A complex answer to a simple question... :)

Jim

mikomido

5:35 pm on Sep 8, 2007 (gmt 0)



Thanks for a great reply.

So the "User-agent" directive is using wildcards and case-insensitivity by default? "google" would match "The Googlebot 1.0", for instance?

Lord Majestic

5:38 pm on Sep 8, 2007 (gmt 0)

WebmasterWorld Senior Member 10+ Year Member



User-agent supports only one wildcard - * meaning all user-agents. Good bots will take normal strings and try to match them in their own user-agents, so specifying exact version numbers might actually be counter-productive, just use main keyword that identifies bots that you want to allow or disallow.

mikomido

5:51 pm on Sep 8, 2007 (gmt 0)



So basically, what you are really saying is that they DO work with wildcards and case-insensitivity?

jdMorgan

6:08 pm on Sep 8, 2007 (gmt 0)

WebmasterWorld Senior Member 10+ Year Member



Yes.

pageoneresults

6:29 pm on Sep 8, 2007 (gmt 0)

WebmasterWorld Senior Member 10+ Year Member Top Contributors Of The Month



Note the blank line at the end. A blank line is required after each record in robots.txt. Some old and primitive robots will break if you leave it out after the last record.

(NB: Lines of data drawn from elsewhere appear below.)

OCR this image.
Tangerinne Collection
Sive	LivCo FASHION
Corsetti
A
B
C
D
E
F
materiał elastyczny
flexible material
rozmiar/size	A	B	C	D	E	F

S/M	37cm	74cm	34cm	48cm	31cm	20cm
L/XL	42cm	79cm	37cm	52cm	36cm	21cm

jd, quick question, in the code example you posted, you have a blank line at the end of the file which I guess would be considered a blank line after the final record. Is that required? If so, I know of a very popular robots.txt validator that probably needs to flag that as an error?

jdMorgan

6:41 pm on Sep 8, 2007 (gmt 0)

WebmasterWorld Senior Member 10+ Year Member



I'd flag it as a warning -- I've only ever personally seen one European robot that blew up on that.

Jim

mikomido

6:43 pm on Sep 8, 2007 (gmt 0)



Is "Disallow: *" the same as "Disallow: /" or just nonsense?

Lord Majestic

6:47 pm on Sep 8, 2007 (gmt 0)

WebmasterWorld Senior Member 10+ Year Member



Disallow: * is not a valid command - * can only be used in User-Agents and only as full line, not something like: Goo*

jdMorgan

12:16 am on Sep 9, 2007 (gmt 0)

WebmasterWorld Senior Member 10+ Year Member



More on this question:

> So the "User-agent" directive is using wildcards and case-insensitivity by default? "google" would match "The Googlebot 1.0", for instance?

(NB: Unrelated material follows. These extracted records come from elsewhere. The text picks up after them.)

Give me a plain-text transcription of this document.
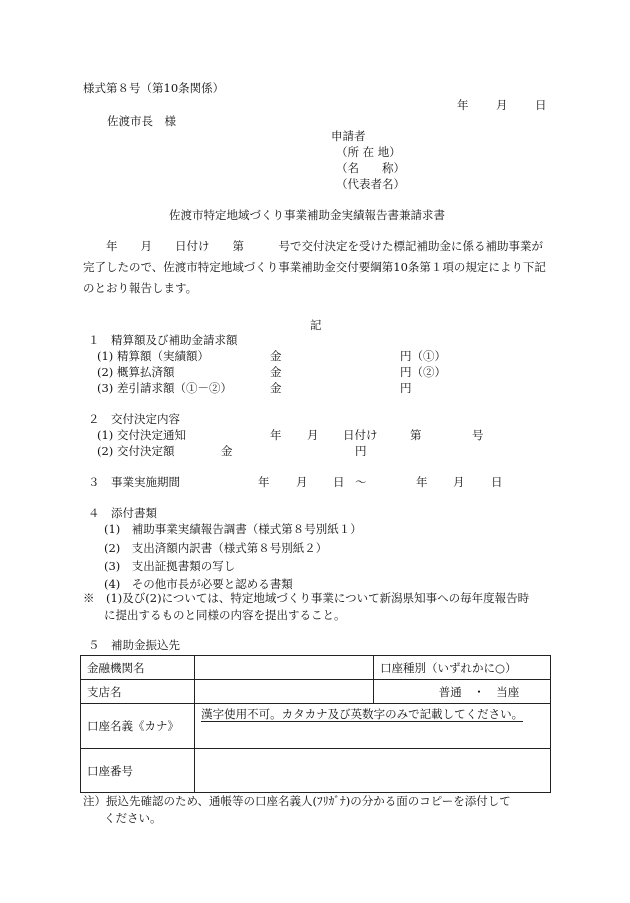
様式第８号（第10条関係）
年 月 日
佐渡市長　様
申請者
（所 在 地）
（名　　称）
（代表者名）
佐渡市特定地域づくり事業補助金実績報告書兼請求書
　　年　　月　　日付け　　第　　　号で交付決定を受けた標記補助金に係る補助事業が完了したので、佐渡市特定地域づくり事業補助金交付要綱第10条第１項の規定により下記のとおり報告します。
記
１　精算額及び補助金請求額
(1) 精算額（実績額）	金	円（①）
(2) 概算払済額	金	円（②）
(3) 差引請求額（①－②）	金	円
２　交付決定内容
(1) 交付決定通知	年 月 日付け	第	号
(2) 交付決定額	金	円
３　事業実施期間	年 月 日 ～	年 月 日
４　添付書類
(1)　補助事業実績報告調書（様式第８号別紙１）
(2)　支出済額内訳書（様式第８号別紙２）
(3)　支出証拠書類の写し
(4)　その他市長が必要と認める書類
※　(1)及び(2)については、特定地域づくり事業について新潟県知事への毎年度報告時
に提出するものと同様の内容を提出すること。
５　補助金振込先
金融機関名		口座種別（いずれかに○）
支店名		普通　・　当座
口座名義《カナ》	漢字使用不可。カタカナ及び英数字のみで記載してください。	
口座番号		
注）振込先確認のため、通帳等の口座名義人(ﾌﾘｶﾞﾅ)の分かる面のコピーを添付して
ください。
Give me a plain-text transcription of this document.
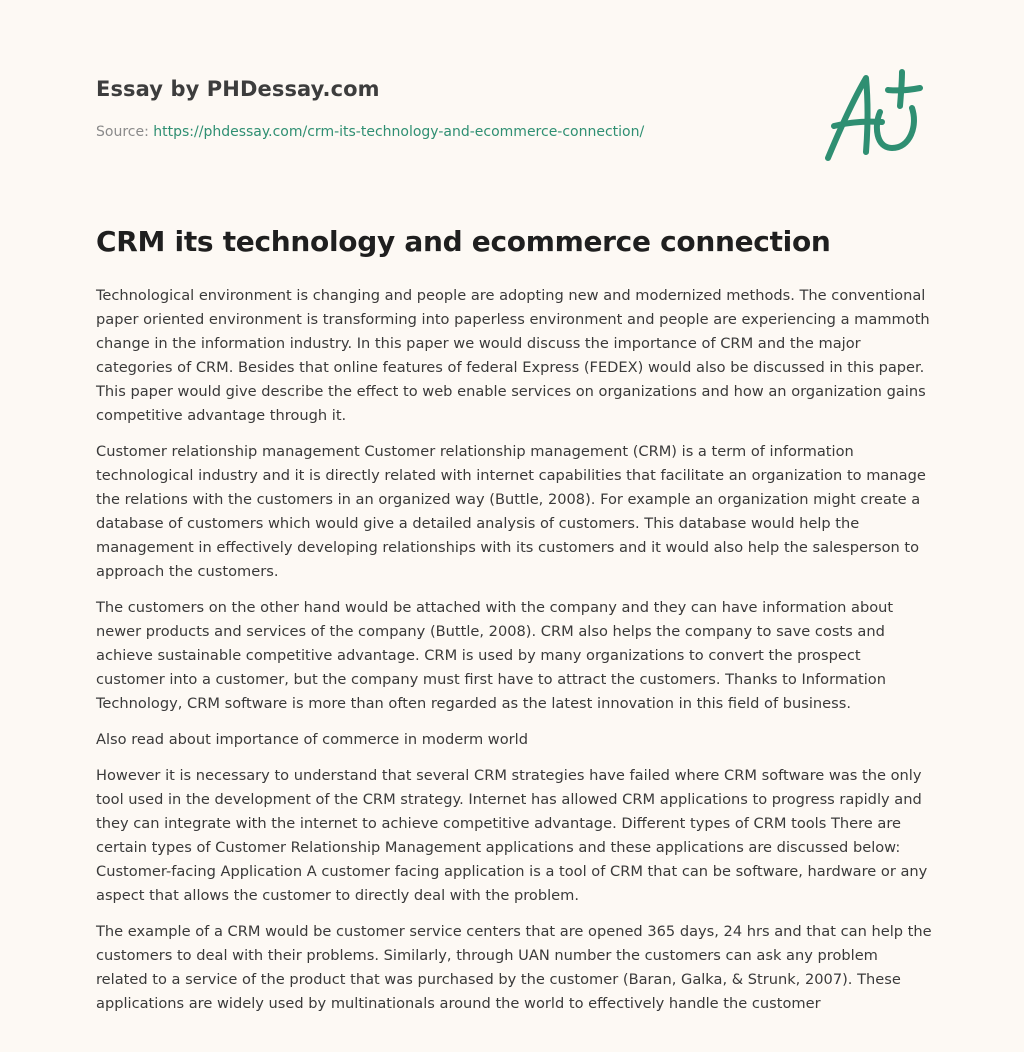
Essay by PHDessay.com
Source: https://phdessay.com/crm-its-technology-and-ecommerce-connection/
CRM its technology and ecommerce connection

Technological environment is changing and people are adopting new and modernized methods. The conventional paper oriented environment is transforming into paperless environment and people are experiencing a mammoth change in the information industry. In this paper we would discuss the importance of CRM and the major categories of CRM. Besides that online features of federal Express (FEDEX) would also be discussed in this paper. This paper would give describe the effect to web enable services on organizations and how an organization gains competitive advantage through it.

Customer relationship management Customer relationship management (CRM) is a term of information technological industry and it is directly related with internet capabilities that facilitate an organization to manage the relations with the customers in an organized way (Buttle, 2008). For example an organization might create a database of customers which would give a detailed analysis of customers. This database would help the management in effectively developing relationships with its customers and it would also help the salesperson to approach the customers.

The customers on the other hand would be attached with the company and they can have information about newer products and services of the company (Buttle, 2008). CRM also helps the company to save costs and achieve sustainable competitive advantage. CRM is used by many organizations to convert the prospect customer into a customer, but the company must first have to attract the customers. Thanks to Information Technology, CRM software is more than often regarded as the latest innovation in this field of business.

Also read about importance of commerce in moderm world

However it is necessary to understand that several CRM strategies have failed where CRM software was the only tool used in the development of the CRM strategy. Internet has allowed CRM applications to progress rapidly and they can integrate with the internet to achieve competitive advantage. Different types of CRM tools There are certain types of Customer Relationship Management applications and these applications are discussed below: Customer-facing Application A customer facing application is a tool of CRM that can be software, hardware or any aspect that allows the customer to directly deal with the problem.

The example of a CRM would be customer service centers that are opened 365 days, 24 hrs and that can help the customers to deal with their problems. Similarly, through UAN number the customers can ask any problem related to a service of the product that was purchased by the customer (Baran, Galka, & Strunk, 2007). These applications are widely used by multinationals around the world to effectively handle the customer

Again, as described in the Standard for Robot Exclusion [robotstxt.org], robots.txt uses prefix-matching and is case-insensitive. So,

User-agent: google

would match "googlebot/1.1", "GoogleBot/99.9", and "googlegooglebot", but it would not match "The Googlebot 1.0" because "The Googlebot 1.0" does not start with "google", it starts with "Th.."

Jim

mikomido

12:26 am on Sep 9, 2007 (gmt 0)



I see. That is rather odd behaviour. It should match EXACT strings and allow you to put * before and/or after:

"Google"
"*Google"
"Google*"
"*Google*"

Lord Majestic

12:28 am on Sep 9, 2007 (gmt 0)

WebmasterWorld Senior Member 10+ Year Member



Prefix case-insensitive matching should be used for URLs matched with strings present in Disallow: directives. For user-agents it is substring check that should be used: "The robot must obey the first record in /robots.txt that contains a User-Agent line whose value contains the name token of the robot as a substring. The name comparisons are case-insensitive." (this is from actual RFC which is more precise).

So in your example googlebot should match "The Googlebot 1.0".